Sometimes a therapist tells you what to do.
Sometimes a cop.
Sometimes, someone in a workshop
tells you to maybe go to a therapist or a cop.

“Society has rules!” he says, a note of frustration entering his voice.
“They’re really only ideas that make sense most of the time,”
I think, but sense it’s not really the time to say it.

It’s a storytelling workshop, but I don’t think the story that I suggested
is the real story here.

I had suggested that I relate the tale of “liberating” furniture
from my former establishment of higher education,
a harmless enough prank,
and then followed up with minor incidents like
reckless endangerment of an elder
and shoplifting
and breaking & entering, leading to unemployment
and inadvertent feline mutilation.

This led to the leader’s sense of frustration, and suggestion
that possibly, moral direction might be in order.

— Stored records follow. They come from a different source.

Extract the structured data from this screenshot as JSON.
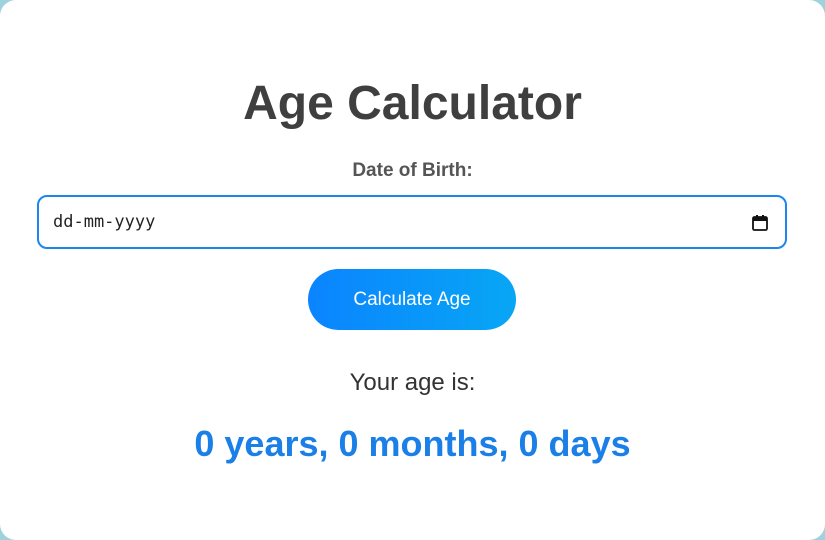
{
  "app": {
    "title": "Age Calculator"
  },
  "form": {
    "dob_label": "Date of Birth:",
    "dob_placeholder": "dd-mm-yyyy",
    "dob_value": "",
    "calculate_label": "Calculate Age"
  },
  "result": {
    "label": "Your age is:",
    "value": "0 years, 0 months, 0 days"
  },
  "icons": {
    "date_picker": "calendar-icon"
  },
  "colors": {
    "accent": "#1b86ee",
    "button_start": "#0a84ff",
    "button_end": "#08a6f5",
    "result_text": "#1b7fe8",
    "title_text": "#3f3f3f",
    "background": "#9fd3dc"
  }
}
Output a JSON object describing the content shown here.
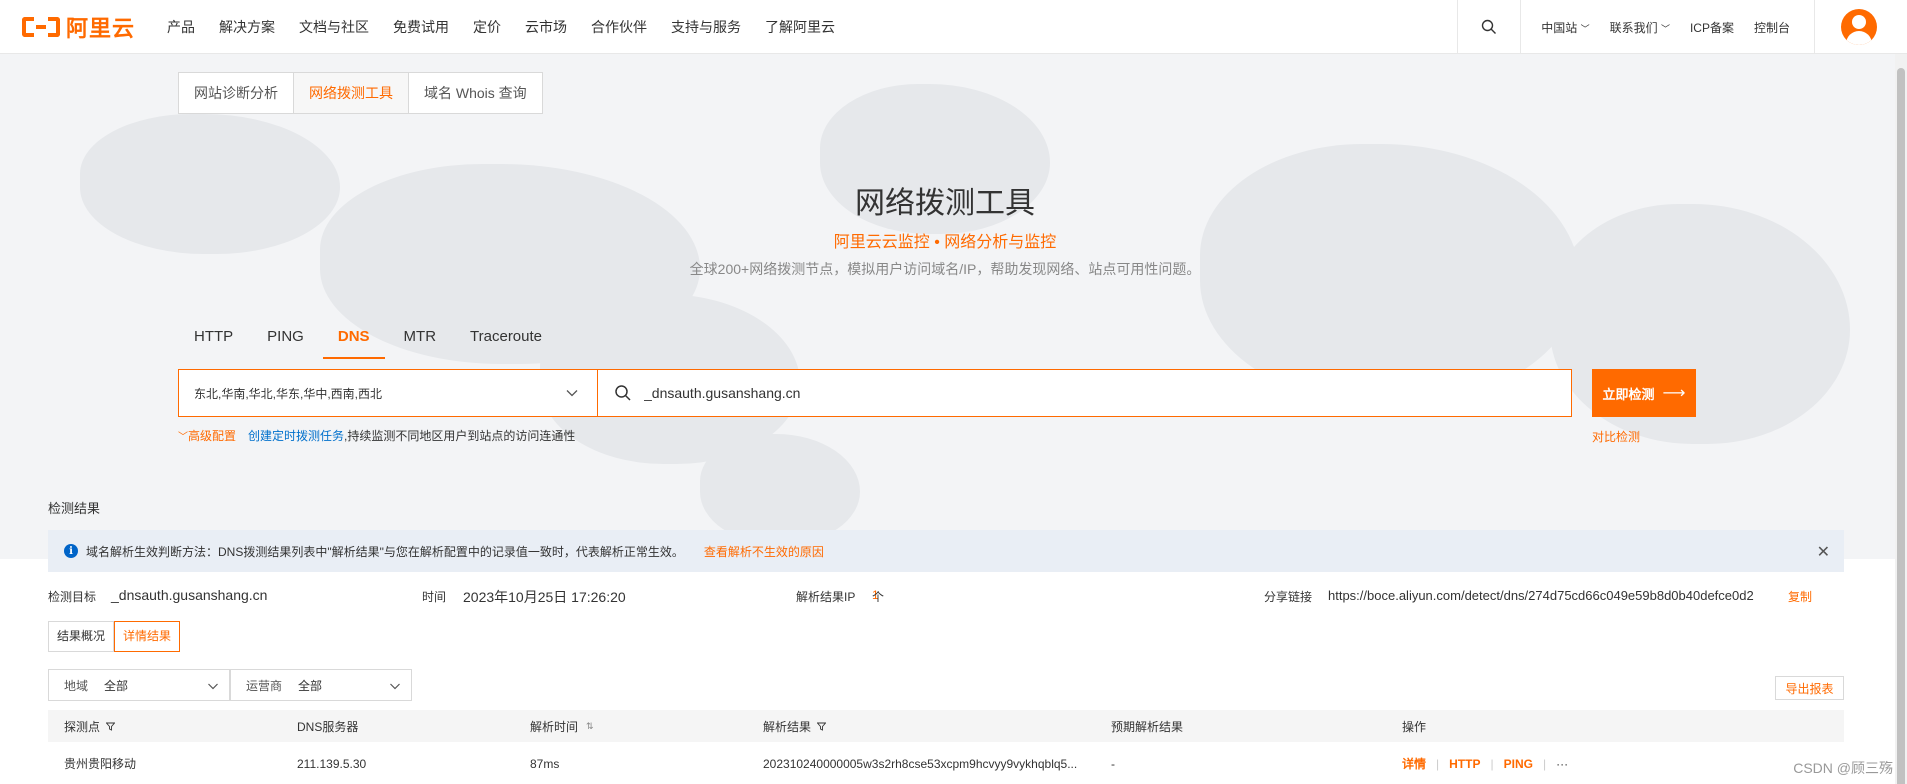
{
  "nav": {
    "logo_text": "阿里云",
    "items": [
      "产品",
      "解决方案",
      "文档与社区",
      "免费试用",
      "定价",
      "云市场",
      "合作伙伴",
      "支持与服务",
      "了解阿里云"
    ],
    "right": {
      "region": "中国站",
      "contact": "联系我们",
      "icp": "ICP备案",
      "console": "控制台"
    }
  },
  "tool_tabs": [
    {
      "label": "网站诊断分析",
      "active": false
    },
    {
      "label": "网络拨测工具",
      "active": true
    },
    {
      "label": "域名 Whois 查询",
      "active": false
    }
  ],
  "hero": {
    "title": "网络拨测工具",
    "subtitle": "阿里云云监控 • 网络分析与监控",
    "description": "全球200+网络拨测节点，模拟用户访问域名/IP，帮助发现网络、站点可用性问题。"
  },
  "protocol_tabs": [
    {
      "label": "HTTP",
      "active": false
    },
    {
      "label": "PING",
      "active": false
    },
    {
      "label": "DNS",
      "active": true
    },
    {
      "label": "MTR",
      "active": false
    },
    {
      "label": "Traceroute",
      "active": false
    }
  ],
  "search": {
    "regions": "东北,华南,华北,华东,华中,西南,西北",
    "domain_value": "_dnsauth.gusanshang.cn",
    "detect_button": "立即检测",
    "advanced": "高级配置",
    "create_task_link": "创建定时拨测任务",
    "create_task_rest": ",持续监测不同地区用户到站点的访问连通性",
    "compare": "对比检测"
  },
  "results": {
    "title": "检测结果",
    "notice": "域名解析生效判断方法：DNS拨测结果列表中\"解析结果\"与您在解析配置中的记录值一致时，代表解析正常生效。",
    "notice_link": "查看解析不生效的原因",
    "target_label": "检测目标",
    "target_value": "_dnsauth.gusanshang.cn",
    "time_label": "时间",
    "time_value": "2023年10月25日 17:26:20",
    "ip_label": "解析结果IP",
    "ip_count": "1",
    "ip_unit": "个",
    "share_label": "分享链接",
    "share_value": "https://boce.aliyun.com/detect/dns/274d75cd66c049e59b8d0b40defce0d2",
    "copy": "复制",
    "view_tabs": [
      {
        "label": "结果概况",
        "active": false
      },
      {
        "label": "详情结果",
        "active": true
      }
    ],
    "filters": [
      {
        "label": "地域",
        "value": "全部"
      },
      {
        "label": "运营商",
        "value": "全部"
      }
    ],
    "export": "导出报表",
    "columns": [
      "探测点",
      "DNS服务器",
      "解析时间",
      "解析结果",
      "预期解析结果",
      "操作"
    ],
    "rows": [
      {
        "probe": "贵州贵阳移动",
        "dns_server": "211.139.5.30",
        "resolve_time": "87ms",
        "result": "202310240000005w3s2rh8cse53xcpm9hcvyy9vykhqblq5...",
        "expected": "-",
        "actions": [
          "详情",
          "HTTP",
          "PING",
          "···"
        ]
      }
    ]
  },
  "watermark": "CSDN @顾三殇",
  "colors": {
    "accent": "#ff6a00",
    "link": "#0070cc",
    "info": "#0064c8"
  }
}
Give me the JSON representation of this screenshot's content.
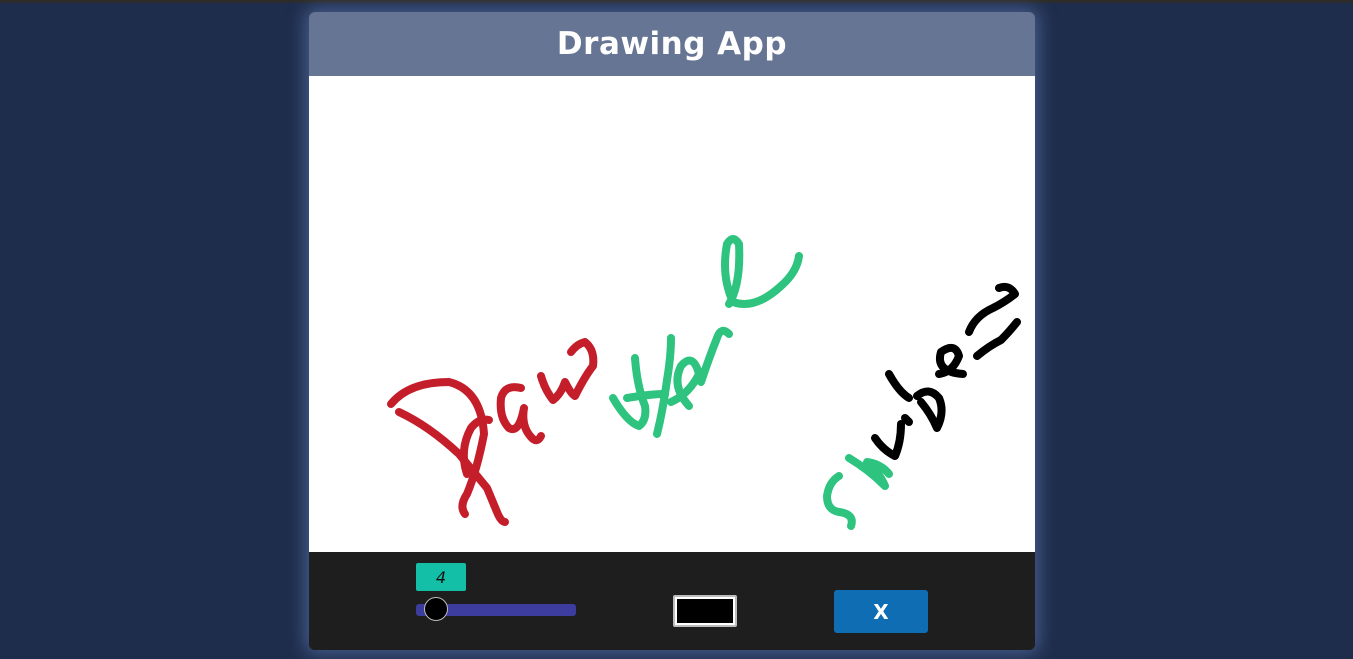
{
  "header": {
    "title": "Drawing App"
  },
  "canvas": {
    "stroke_colors": {
      "red": "#c41e2b",
      "green": "#2ec47f",
      "black": "#000000"
    }
  },
  "toolbar": {
    "brush_size": "4",
    "brush_size_value": 4,
    "brush_size_min": 1,
    "brush_size_max": 50,
    "color_value": "#000000",
    "clear_label": "X"
  },
  "colors": {
    "page_background": "#1e2d4b",
    "header_background": "#667593",
    "toolbar_background": "#1e1e1e",
    "size_badge": "#13bfa7",
    "slider_track": "#3c3d9e",
    "clear_button": "#0f6db4"
  }
}
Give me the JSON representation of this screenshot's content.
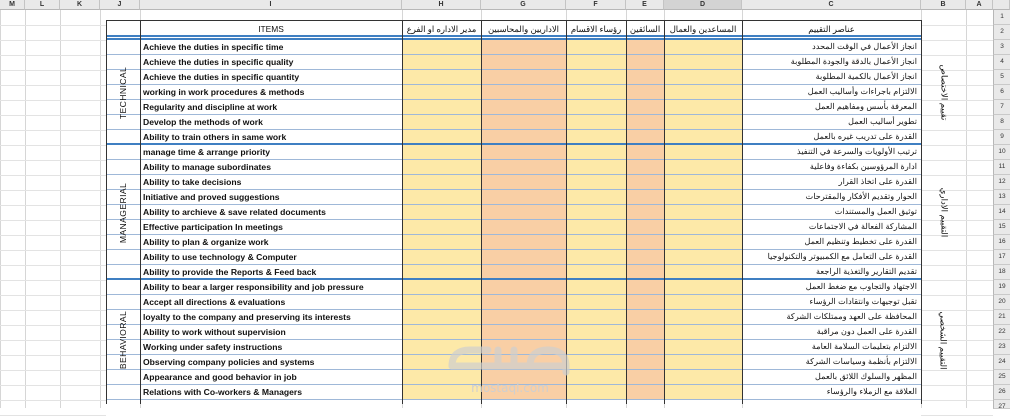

“You seem to have a curious relationship with risk,” he says,
when calmed down.
Intriguing. I’ve always thought of myself as incredibly risk averse.

I guess there are different kinds of risks
– or different things that one might perceive as risky.

Story telling, for example, seems like a risky extension
of my existing skill set.
Or a challenging one. I haven’t really tried it yet,
and I’m anxious.

The workshop hasn’t quite gotten me comfortable enough
yet.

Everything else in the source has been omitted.